Now Jacobs' office works with Higher One (www.higherone.com) to deliver rapid refunds that Jacobs says are not only more convenient for students but hit their wallets seven to 10 days earlier.

New students are issued and required to activate a Flagler One Card. All credit balances are automatically transferred to the One Card, a MasterCard debit card, when the drop/add period is over.

For students who need their refunds to purchase books, Flagler officials worked out a deal with the privately owned campus bookstore so that a student can buy books with a check that the bookstore holds. Once the refund money has reached the One Card, the student can swipe it to pay for the books and then get his or her check back.

For study abroad students, having the One Card-which grant money can be applied to-has often meant not having to bother with travelers' checks.

Jacobs says that his office is "looking at 1,000 to 1,200 staff hours saved annually." A full-time clerical position was eliminated after the staffer decided to leave the school. "We also have probably cut paper consumption on the refund process by at least one-third," he adds.

10. Re-evaluate early technologies' use.

Voice response systems may have been all the rage in the late 1980s, but campus bursar's staff have come to see them as outdated as the Apple II computer.
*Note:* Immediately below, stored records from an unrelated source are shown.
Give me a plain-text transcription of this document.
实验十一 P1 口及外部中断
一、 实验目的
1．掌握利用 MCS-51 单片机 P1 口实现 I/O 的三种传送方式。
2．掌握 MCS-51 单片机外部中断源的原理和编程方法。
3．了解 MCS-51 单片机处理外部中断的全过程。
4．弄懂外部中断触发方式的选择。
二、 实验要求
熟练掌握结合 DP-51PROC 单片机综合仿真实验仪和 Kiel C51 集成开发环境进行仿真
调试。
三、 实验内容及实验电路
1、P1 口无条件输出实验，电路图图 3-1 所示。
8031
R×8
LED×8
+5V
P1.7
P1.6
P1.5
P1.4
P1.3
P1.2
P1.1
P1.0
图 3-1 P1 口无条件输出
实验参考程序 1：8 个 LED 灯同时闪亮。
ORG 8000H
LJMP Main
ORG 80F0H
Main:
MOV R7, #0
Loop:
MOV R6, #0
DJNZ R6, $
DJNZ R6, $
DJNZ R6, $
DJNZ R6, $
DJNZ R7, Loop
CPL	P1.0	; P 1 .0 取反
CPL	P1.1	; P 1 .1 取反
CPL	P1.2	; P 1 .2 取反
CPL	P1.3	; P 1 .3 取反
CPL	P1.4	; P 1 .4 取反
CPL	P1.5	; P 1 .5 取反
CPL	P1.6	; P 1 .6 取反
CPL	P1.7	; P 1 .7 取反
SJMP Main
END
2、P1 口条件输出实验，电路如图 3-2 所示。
Cal State, Dominguez Hills, has dropped payments by phone after use decreased significantly in the past two years, and Maguffin says RPI will likely eliminate it in the next year or two. While he acknowledges that setting up voice response systems wasn't cheap, the technology "is a thing of the past."

Also on the chopping block may be the lockbox. Families aren't getting much use anymore out of these off-site processing centers, which accept mail-in payments for schools. The per-item fee assessed by RPI's bank for the processing, while nominal, still adds up, Maguffin says.

11. Work toward a paperless office.

That's the goal at Flagler's student accounts office. "We think that's the proper service that we can provide for our students. They are tech-savvy. They want to do things on their time frame," Jacobs explains. Right now he estimates his office is about 85 to 90 percent paperless.

Imaging is a next step, so that forms can be saved electronically rather than filed.

ImageNow (www.imagenow.com) from Perceptive Software has helped the business office at the University of Missouri to go paperless, allowing documents to be seen by more than one office without being physically transported. Aside from the benefit of there being less paper around, solutions like this help protect against fire and natural disasters such as floods.

12. Make good use of newly found staff time.

Staff at the business services office of the University of Missouri, Columbia, have taken on less of a transactional role and more of a counseling role since the move to electronic billing, Toler says. There's time to assist with questions students have about their finances or to negotiate alternative payment plans. "Before they were unable to spend as much time on counseling priorities because they were doing the transactions themselves," he adds.

At RPI, "without a doubt we've got more staff now to answer the e-mails that come in," Maguffin says. While temps used to be a mainstay to help answer phones and e-mails in crunch times, now front-office cashiers can provide telephone support.

Maguffin also points out that there's now more time for back-office functions such as dealing with inactive billing, collections, and reconciliations.

But the most visible consequence of streamlining the bursar's office is the improved customer service. "Students are a lot happier. They're not so hurried or upset when they have to come in here," Jacobs says. "It's been a big help for them."